Ninguém duvida que a questão do aborto cruza
problemas distintos.
Mas ele nasce de um dilema muito simples, e muito
doloroso, situado no seu núcleo essencial. É esse
dilema que gera a enorme dificuldade da questão e
motiva o debate tão decisivo e apaixonado. Todos os
outros aspectos e pormenores perdem o valor perante
esta dualidade elementar.
Na questão do aborto voluntário verifica-se a
contraposição entre dois valores básicos e
fundamentais: o direito à liberdade da mãe e o
direito à vida do embrião. Aliás, os próprios
movimentos que se opõem manifestam isto mesmo, ao
denominarem-se respectivamente "pela escolha" e
"pela vida". Assim, a resposta à pergunta do
referendo apresenta-se de forma cortante. Quem acha
que a liberdade da mulher para determinar a sua vida
e o seu corpo é essencial deve votar "sim". Quem
pensa que o direito à vida do embrião é dominante
deve votar "não".
Ninguém duvida que cada um destes direitos
representa algo de essencial na dignidade humana. O
específico no debate do aborto é que cada um deles,
sendo fundamental, se opõe ao outro que é igualmente
fundamental. Assim, de certa maneira, ao defender um
se está implicitamente a menosprezar o outro. Isto é
que torna a questão tão angustiante. A sua
dificuldade vem precisamente deste custo:
secundarizar e diminuir algo de vital ao proclamar
um aspecto também vital.
Ter consciência deste custo ajuda, não só a ver a
importância da questão, mas também a entender e,
talvez, a respeitar os adversários. Eles lutam por
um valor que não podemos deixar de reconhecer.

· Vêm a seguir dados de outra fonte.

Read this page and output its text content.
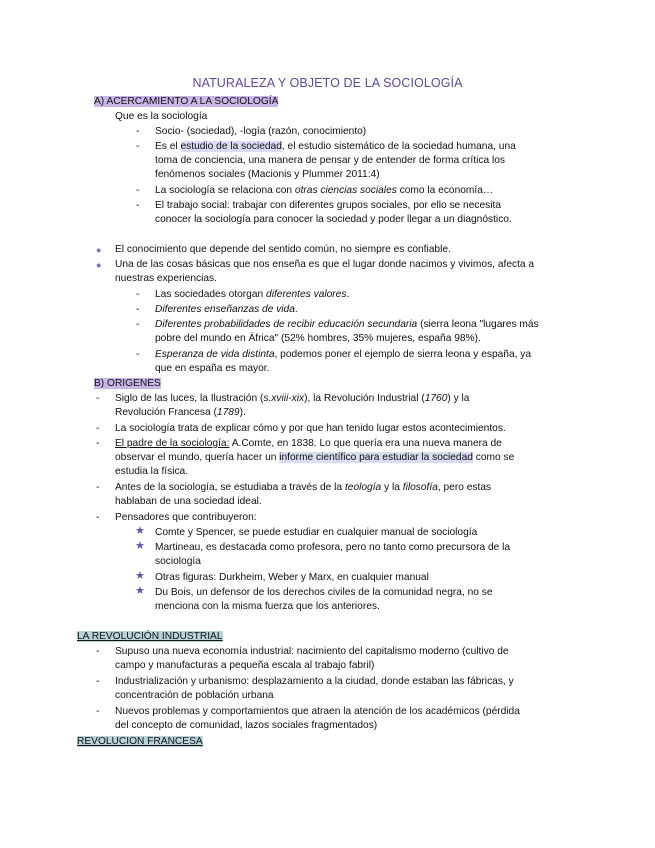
NATURALEZA Y OBJETO DE LA SOCIOLOGÍA
A) ACERCAMIENTO A LA SOCIOLOGÍA
Que es la sociología
-	Socio- (sociedad), -logía (razón, conocimiento)
-	Es el estudio de la sociedad, el estudio sistemático de la sociedad humana, una
toma de conciencia, una manera de pensar y de entender de forma crítica los
fenómenos sociales (Macionis y Plummer 2011:4)
-	La sociología se relaciona con otras ciencias sociales como la economía…
-	El trabajo social: trabajar con diferentes grupos sociales, por ello se necesita
conocer la sociología para conocer la sociedad y poder llegar a un diagnóstico.
● El conocimiento que depende del sentido común, no siempre es confiable.
● Una de las cosas básicas que nos enseña es que el lugar donde nacimos y vivimos, afecta a
nuestras experiencias.
-	Las sociedades otorgan diferentes valores.
-	Diferentes enseñanzas de vida.
-	Diferentes probabilidades de recibir educación secundaria (sierra leona "lugares más
pobre del mundo en África" (52% hombres, 35% mujeres, españa 98%).
-	Esperanza de vida distinta, podemos poner el ejemplo de sierra leona y españa, ya
que en españa es mayor.
B) ORIGENES
-	Siglo de las luces, la Ilustración (s.xviii-xix), la Revolución Industrial (1760) y la
Revolución Francesa (1789).
-	La sociología trata de explicar cómo y por que han tenido lugar estos acontecimientos.
-	El padre de la sociología: A.Comte, en 1838. Lo que quería era una nueva manera de
observar el mundo, quería hacer un informe científico para estudiar la sociedad como se
estudia la física.
-	Antes de la sociología, se estudiaba a través de la teología y la filosofía, pero estas
hablaban de una sociedad ideal.
-	Pensadores que contribuyeron:
★ Comte y Spencer, se puede estudiar en cualquier manual de sociología
★ Martineau, es destacada como profesora, pero no tanto como precursora de la
sociología
★ Otras figuras: Durkheim, Weber y Marx, en cualquier manual
★ Du Bois, un defensor de los derechos civiles de la comunidad negra, no se
menciona con la misma fuerza que los anteriores.
LA REVOLUCIÓN INDUSTRIAL
-	Supuso una nueva economía industrial: nacimiento del capitalismo moderno (cultivo de
campo y manufacturas a pequeña escala al trabajo fabril)
-	Industrialización y urbanismo: desplazamiento a la ciudad, donde estaban las fábricas, y
concentración de población urbana
-	Nuevos problemas y comportamientos que atraen la atención de los académicos (pérdida
del concepto de comunidad, lazos sociales fragmentados)
REVOLUCION FRANCESA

Percebe-se também que, dada a dificuldade do dilema,
tanta gente procure escamotear a questão levando-a
para campos acessórios. Mas a verdade irredutível é
que o problema mantém sempre toda a sua dolorosa
acuidade: dois direitos básicos opõem-se quando uma
mulher contempla abortar o filho que gerou.
Todos os outros elementos e argumentos, dos traumas
pós-aborto aos riscos para a saúde pública, das
razões sócio-económicas à constitucionalidade da
lei, só ganham significado na solução deste dilema
central. Que interessa o défice do orçamento perante
os riscos da liberdade individual? Que significam os
inconvenientes pessoais face a uma vida humana em
risco?
Mas, como vimos, o peso de cada um desses valores
mede-se no confronto com o outro. Essa é a gritante
dificuldade. Quem vota "sim" tem de estar preparado
para levar a sua defesa da liberdade da mulher a
ponto de se sobrepor à vida do filho em gestação.
Deve votar "não" quem acha que a vida do embrião tem
um valor tão grande que chega para sacrificar a
liberdade da sua mãe em definir o seu futuro num
momento tão doloroso. Um "sim" está pronto a
destruir uma vida e um "não" prepara-se para
restringir uma liberdade pessoal fundamental. Este é
o profundo dramatismo do dilema. Não há volta a
dar-lhe: é preciso escolher uma resposta e ela,
qualquer que seja, tem sempre implicações terríveis.
Não admira também que tanta gente opte pela
abstenção. Mas a fuga nada resolve e o dilema
mantém-se mesmo para os que não olham. Por outro
lado, quem diz que a lei deve deixar uma questão tão
importante à decisão de cada um abre
involuntariamente a porta a potenciais atrocidades.
No fundo, os primeiros votam "não" sem querer, pois
a abstenção favorece o quadro vigente, enquanto os
segundos ambiguamente concordam com o "sim", e ambos
de forma passiva. Nunca se esqueça de que o regime
nazi se afirmou perante a abstenção de uns e a
demissão de outros.
Este é o dilema elementar do referendo. Mas existe
um detalhe que rompe o paralelismo: os dois lados
não se colocam igualmente perante estes termos. Os
defensores do "não" assumem o sofrimento das mães,
criando muitas instituições para o aliviar, enquanto
os do "sim" costumam escamotear a vida do embrião.
Isto só por si revela um facto indesmentível: postos
francamente em confronto, o valor da vida
sobrepõe-se naturalmente ao da liberdade. Sem
liberdade a vida resiste, mas sem vida não há nada.